Bab 19 : Menarik Perhatian Kembali

130 34 6
                                    


Suasana kantor cukup tenang setelah terjadi insiden, ketika penyewa bernama Bu Anik membawakan sekotak tahu petis dan menyuruh Intana membagikannya. Bahkan, Bu Anik mengancam tidak akan beranjak sebelum isi kotak berpindah ke atas piring.

Keraguan sirna dari wajah orang-orang saat Bu Anik memilih menemui Bos Besar dengan meminta izin kepada Raka, mengantarkannya masuk ruangan, setelah ikut memakan satu tahu petis dari dalam kotak.

Bagaimana mereka tidak ragu? Bu Anik bukan tipe orang yang ketika menyapa, menambahkan pemanis pada senyumannya karena ia termasuk pelit. Apalagi, ketika membicarakan kenaikan sewa.

Tentu saja, semua buaian tersebut hanyalah angin surga dan bertahan tidak kurang dari setengah jam. Bu Anik langsung kembali kepada habitatnya ketika keluar dari ruangan Bos Besar. Tanduknya terlihat tumbuh dari pucuk kepala saat mendekati Intana yang sedang berucap terima kasih.

"Kembalikan kotak makanan yang saya berikan ke kamu tadi," pinta Bu Anik tanpa senyuman.

"Maaf, Bu Anik. Ada apa?" tanya Intana.

"Sudah kamu makan ya, tahu yang saya kasih tadi?" Suara Bu Anik menggelegar sampai terdengar dari ruang belakang.

"Saya kira Ibu sudah memberikan ke kami dan Ibu malah suruh saya membagikannya ke orang-orang kantor."

"Kalian semua sama. Pantas saja kalau banyak yang bilang: Gampang sekali disogok sama makanan. Dasar nggak tahu diri. Nggak bos, nggak anak buah, nggak beres semua."

Intana terdiam.

"Maaf, Bu Anik." Raka berjalan dari tempatnya, mengarah kepada Intana. "Saya rasa, Ibu tidak perlu sampai berkata seperti itu."

"Saya kan sudah bilang, kalian semua sama. Lintah darat. Saya cuma minta waktu bayar mundur sampai akhir bulan karena saya lagi kesusahan. Bukannya kasih solusi, malah ceramah. Saya tidak perlu basa-basi sekarang. Pantas saja kalian tidak pernah bisa sukses. Asal kalian tahu, saya yang gaji kalian semua."

"Oh, jadi itu masalahnya." Intana membatin.

"Maaf menyela. Mungkin saya bisa bantu, Bu Anik?" tanya Raka, langsung mengambil alih kendali.

"Bantu apa?" balas Bu Anik dengan suara lantangnya.

"Ibu boleh duduk dulu, saya bantu pecahkan masalahnya," Raka berkata dengan lembut.
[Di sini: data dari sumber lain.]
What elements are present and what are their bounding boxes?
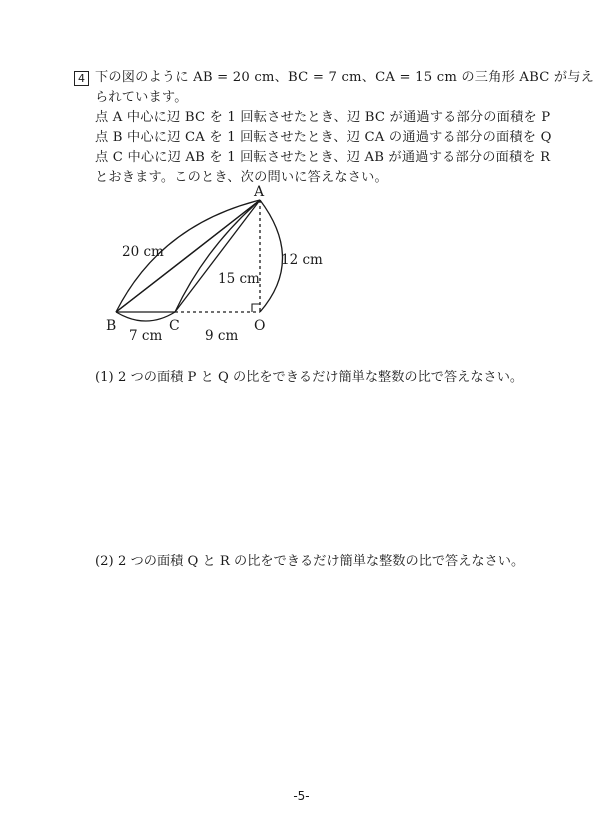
point-b-label: B [106,318,117,334]
right-angle-mark [252,304,260,312]
problem-line-6: とおきます。このとき、次の問いに答えなさい。 [95,170,388,185]
problem-line-1: 下の図のように AB = 20 cm、BC = 7 cm、CA = 15 cm の三角形 ABC が与え [95,70,595,85]
problem-number-box: 4 [74,71,89,86]
label-ab: 20 cm [122,244,164,260]
arc-a-o-right [260,200,283,312]
point-c-label: C [169,318,180,334]
question-2-number: (2) [95,554,114,569]
label-ao: 12 cm [281,252,323,268]
label-bc: 7 cm [129,328,163,344]
problem-line-2: られています。 [95,90,188,105]
point-a-label: A [254,184,265,200]
label-ca: 15 cm [218,271,260,287]
question-1-number: (1) [95,370,114,385]
problem-line-4: 点 B 中心に辺 CA を 1 回転させたとき、辺 CA の通過する部分の面積を Q [95,130,552,145]
arc-b-c-lower [116,312,175,321]
label-co: 9 cm [205,328,239,344]
question-2-text: 2 つの面積 Q と R の比をできるだけ簡単な整数の比で答えなさい。 [118,554,525,569]
page-number: -5- [293,789,310,803]
question-1-text: 2 つの面積 P と Q の比をできるだけ簡単な整数の比で答えなさい。 [118,370,524,385]
problem-line-3: 点 A 中心に辺 BC を 1 回転させたとき、辺 BC が通過する部分の面積を P [95,110,551,125]
point-o-label: O [254,318,266,334]
problem-line-5: 点 C 中心に辺 AB を 1 回転させたとき、辺 AB が通過する部分の面積を R [95,150,551,165]
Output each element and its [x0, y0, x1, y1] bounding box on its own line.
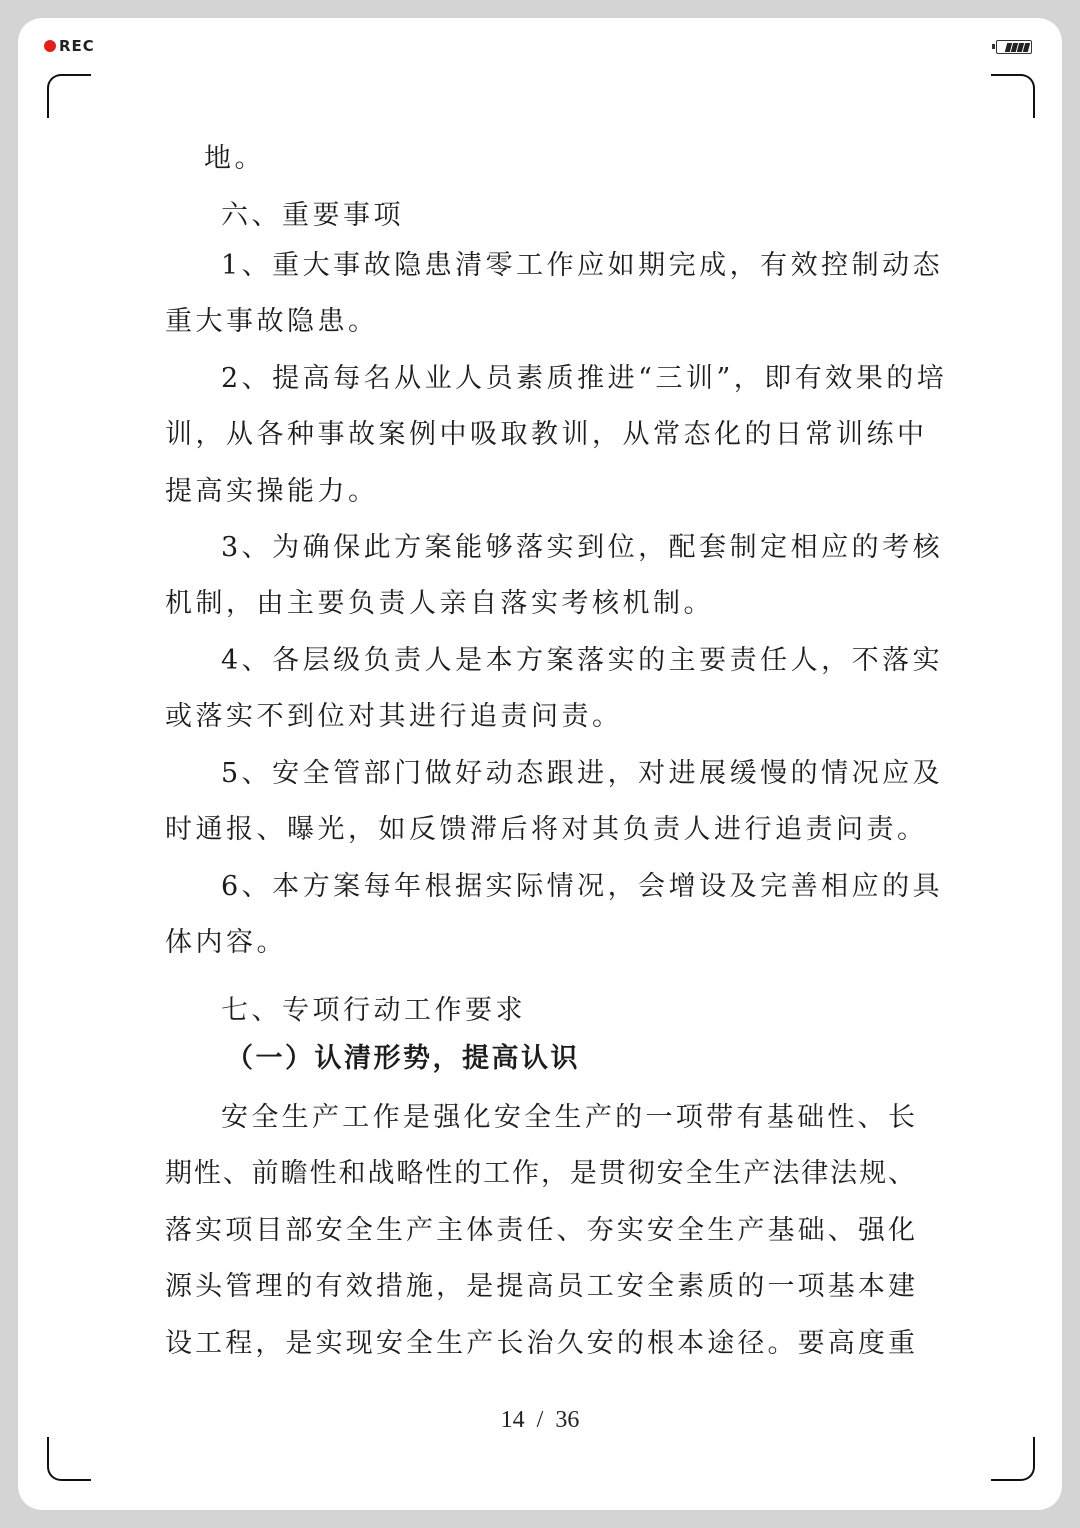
viewfinder-corner-top-left [47, 74, 91, 118]
text-line: 体内容。 [165, 927, 287, 958]
subsection-heading: （一）认清形势，提高认识 [226, 1043, 580, 1074]
viewfinder-corner-bottom-left [47, 1437, 91, 1481]
text-line: 1、重大事故隐患清零工作应如期完成，有效控制动态 [221, 250, 944, 281]
text-line: 或落实不到位对其进行追责问责。 [165, 701, 623, 732]
text-line: 落实项目部安全生产主体责任、夯实安全生产基础、强化 [165, 1215, 915, 1246]
text-line: 6、本方案每年根据实际情况，会增设及完善相应的具 [221, 871, 944, 902]
text-line: 3、为确保此方案能够落实到位，配套制定相应的考核 [221, 532, 944, 563]
viewfinder-corner-bottom-right [991, 1437, 1035, 1481]
section-heading: 六、重要事项 [221, 200, 404, 231]
section-heading: 七、专项行动工作要求 [221, 995, 526, 1026]
text-line: 重大事故隐患。 [165, 306, 379, 337]
page-number: 14 / 36 [500, 1407, 580, 1433]
battery-icon [996, 40, 1032, 54]
text-line: 安全生产工作是强化安全生产的一项带有基础性、长 [221, 1102, 915, 1133]
text-line: 4、各层级负责人是本方案落实的主要责任人，不落实 [221, 645, 944, 676]
viewfinder-corner-top-right [991, 74, 1035, 118]
text-line: 地。 [204, 143, 265, 174]
text-line: 设工程，是实现安全生产长治久安的根本途径。要高度重 [165, 1328, 915, 1359]
text-line: 期性、前瞻性和战略性的工作，是贯彻安全生产法律法规、 [165, 1158, 915, 1189]
rec-label: REC [59, 37, 95, 55]
text-line: 2、提高每名从业人员素质推进“三训”，即有效果的培 [221, 363, 948, 394]
record-dot-icon [44, 40, 56, 52]
text-line: 5、安全管部门做好动态跟进，对进展缓慢的情况应及 [221, 758, 944, 789]
text-line: 机制，由主要负责人亲自落实考核机制。 [165, 588, 714, 619]
recording-indicator [44, 37, 95, 55]
text-line: 训，从各种事故案例中吸取教训，从常态化的日常训练中 [165, 419, 928, 450]
text-line: 提高实操能力。 [165, 476, 379, 507]
text-line: 时通报、曝光，如反馈滞后将对其负责人进行追责问责。 [165, 814, 928, 845]
text-line: 源头管理的有效措施，是提高员工安全素质的一项基本建 [165, 1271, 915, 1302]
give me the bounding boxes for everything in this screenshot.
Keengganan di wajah Bu Anik mereda saat duduk di satu kursi di depan Raka. Sementara Intana kembali di depan komputer, menatap lekat Bu Anik sebelum membuang muka kepada Zainal yang terdiam menyaksikan pertunjukkan menarik di hadapannya, dan tidak menyentuh lagi tahu petis di piring. Satu tangan yang lain disembunyikannya di bawah meja, sedang memegang tahu dan siap dicocol petis.

"Apa solusinya?" Suara Bu Anik mulai melembut.

"Ibu apa sudah menyiapkan surat?"

"Saya tidak terbiasa bikin surat. Tidak bisa buat yang begitu-begitu."

"Baik, Bu Anik. Saya bantu ketikkan suratnya dulu, nanti Ibu tinggal baca dan tanda tangan. Untuk surat permohonan mundur bayarnya akan saya ajukan lagi ke manajemen. Nanti saya kabari hasilnya."

Reaksi yang diperlihatkan Bu Anik begitu manis, semanis ketika ia mengulurkan sekotak tahu petis kepada Intana dan berkata kepada Raka untuk mencobanya karena membeli langsung dari toko langganannya. "Boleh. Saya mau lihat dulu draft-nya."

"Tunggu sebentar, Bu."

Lima belas menit kemudian, termasuk sesi membaca huruf demi huruf yang dilakukan oleh Bu Anik, berakhir pada penandatanganan surat. Bu Anik pamit dengan senyuman. Ia menyapa kembali semua orang sebelum berlalu.